You can see that HireDate and Phone values are listed several times for each employee. Now, this has a number of consequences. First, it means that every time you enter a new invoice you have to re-enter values into these fields. And, of course, every time you enter something you have another chance to get it wrong. For example, given the recordset shown in Figure 2-2, how do you know whether Nancy Davolio was hired in 1992 or 1999?

Figure 2-2. Duplicate Data Can Result in Inconsistencies

Second, the structure prevents you from storing the hire date or phone number for a new employee until that employee has made a sale. Third, if the invoices for a given year are archived and removed from the database, the hire date and phone number information will be lost.

These kinds of problems, usually called update anomalies, are even worse if the redundant data is stored in more than one relation. Consider the recordsets shown in Figure 2-3. (Again, assume that these are base tables, not query results.) If the phone number of Alfreds Futterkiste changes, it must be changed in seven different placesonce in the Customer recordset, and six times in the Invoice recordset.

Figure 2-3. The Same Duplicate Data Can Exist in Multiple Recordsets

It's not so much that this is impossible or even particularly difficult to do. The problem is remembering to do it. And even if you never forget anything, how will you ensure that the maintenance programmer modifying your system six months from now will know there are redundancies of this kind, much less remember (or know how) to handle them appropriately? It's better, much better, to avoid the redundancies and the resulting problems altogether.

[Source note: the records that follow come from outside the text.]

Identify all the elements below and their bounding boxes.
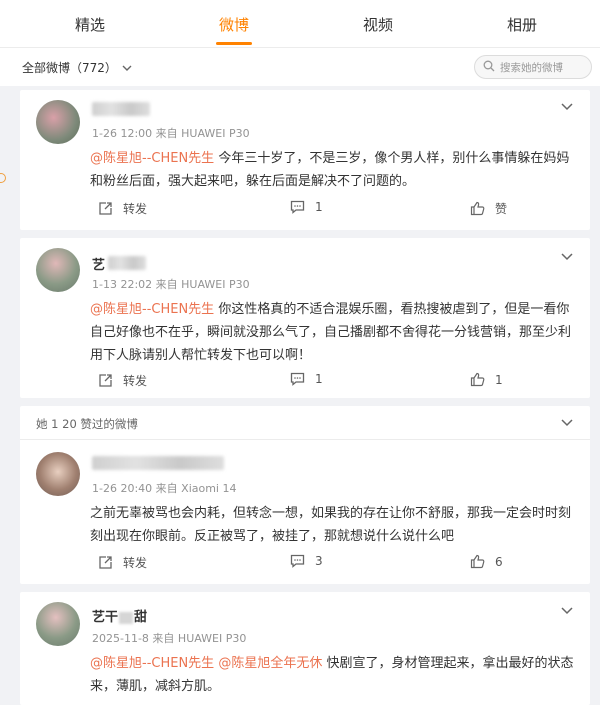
repost-icon	[99, 202, 112, 215]
thumbs-up-icon	[470, 201, 485, 216]
comment-button[interactable]: 1	[290, 372, 323, 386]
avatar[interactable]	[36, 602, 80, 646]
like-button[interactable]: 1	[470, 372, 503, 387]
liked-post-label: 她 1 20 赞过的微博	[36, 417, 138, 431]
post-meta: 1-26 20:40 来自 Xiaomi 14	[92, 482, 237, 495]
post-username[interactable]: 艺	[92, 254, 105, 273]
mention-link[interactable]: @陈星旭--CHEN先生	[90, 151, 214, 166]
avatar[interactable]	[36, 452, 80, 496]
chevron-down-icon[interactable]	[560, 606, 574, 616]
chevron-down-icon[interactable]	[560, 418, 574, 428]
search-input[interactable]: 搜索她的微博	[474, 55, 592, 79]
post-card: 艺 1-13 22:02 来自 HUAWEI P30 @陈星旭--CHEN先生 …	[20, 238, 590, 398]
mention-link[interactable]: @陈星旭全年无休	[218, 656, 322, 671]
comment-button[interactable]: 3	[290, 554, 323, 568]
tab-featured[interactable]: 精选	[50, 14, 130, 35]
liked-post-header: 她 1 20 赞过的微博	[20, 406, 590, 440]
repost-button[interactable]: 转发	[98, 554, 147, 571]
post-text: 之前无辜被骂也会内耗，但转念一想，如果我的存在让你不舒服，那我一定会时时刻刻出现…	[90, 506, 572, 544]
comment-icon	[290, 554, 305, 568]
tab-weibo[interactable]: 微博	[194, 14, 274, 35]
comment-icon	[290, 200, 305, 214]
profile-tab-bar: 精选 微博 视频 相册	[0, 0, 600, 48]
avatar[interactable]	[36, 100, 80, 144]
post-text: @陈星旭--CHEN先生 你这性格真的不适合混娱乐圈，看热搜被虐到了，但是一看你…	[90, 302, 572, 363]
all-posts-filter[interactable]: 全部微博（772）	[22, 59, 117, 76]
post-text: @陈星旭--CHEN先生 @陈星旭全年无休 快剧宣了，身材管理起来，拿出最好的状…	[90, 656, 574, 694]
blurred-username	[108, 256, 146, 270]
search-icon	[483, 60, 495, 72]
blurred-username	[92, 456, 224, 470]
like-button[interactable]: 赞	[470, 200, 507, 217]
thumbs-up-icon	[470, 372, 485, 387]
post-text: @陈星旭--CHEN先生 今年三十岁了，不是三岁，像个男人样，别什么事情躲在妈妈…	[90, 151, 570, 189]
mention-link[interactable]: @陈星旭--CHEN先生	[90, 302, 214, 317]
chevron-down-icon[interactable]	[560, 252, 574, 262]
active-tab-indicator	[216, 42, 252, 45]
blurred-username	[92, 102, 150, 116]
edge-circle-icon	[0, 173, 6, 183]
mention-link[interactable]: @陈星旭--CHEN先生	[90, 656, 214, 671]
post-meta: 1-26 12:00 来自 HUAWEI P30	[92, 127, 250, 140]
tab-album[interactable]: 相册	[482, 14, 562, 35]
repost-button[interactable]: 转发	[98, 200, 147, 217]
tab-video[interactable]: 视频	[338, 14, 418, 35]
comment-button[interactable]: 1	[290, 200, 323, 214]
post-meta: 1-13 22:02 来自 HUAWEI P30	[92, 278, 250, 291]
post-card: 艺干甜 2025-11-8 来自 HUAWEI P30 @陈星旭--CHEN先生…	[20, 592, 590, 705]
chevron-down-icon[interactable]	[560, 102, 574, 112]
chevron-down-icon[interactable]	[122, 64, 132, 72]
search-placeholder: 搜索她的微博	[500, 62, 563, 74]
comment-icon	[290, 372, 305, 386]
post-actions: 转发 1 1	[20, 372, 590, 392]
post-actions: 转发 1 赞	[20, 200, 590, 220]
repost-button[interactable]: 转发	[98, 372, 147, 389]
filter-bar: 全部微博（772） 搜索她的微博	[0, 48, 600, 86]
like-button[interactable]: 6	[470, 554, 503, 569]
post-meta: 2025-11-8 来自 HUAWEI P30	[92, 632, 247, 645]
avatar[interactable]	[36, 248, 80, 292]
thumbs-up-icon	[470, 554, 485, 569]
repost-icon	[99, 556, 112, 569]
post-username[interactable]: 艺干甜	[92, 606, 147, 625]
post-card: 1-26 12:00 来自 HUAWEI P30 @陈星旭--CHEN先生 今年…	[20, 90, 590, 230]
post-actions: 转发 3 6	[20, 554, 590, 574]
repost-icon	[99, 374, 112, 387]
post-card: 她 1 20 赞过的微博 1-26 20:40 来自 Xiaomi 14 之前无…	[20, 406, 590, 584]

However, you need to make sure that the redundant attributes you're considering really are redundant. Consider the example in Figure 2-4. At first glance, you might think that the UnitPrice attributes in these two relations are redundant. But they actually represent two distinct values. The UnitPrice attribute in the Products relation represents the current selling price. The UnitPrice attribute in the Orders relation represents the price at the time the item was sold. Tofu, for example, is listed at a UnitPrice of $18.60 in the Orders relation and $23.25 in the Products relation. The fact that Tofu currently sells for $23.25 doesn't change the fact that it was sold for $18.60 at some point in the past. The two attributes are defined on the same domain, but they are logically distinct.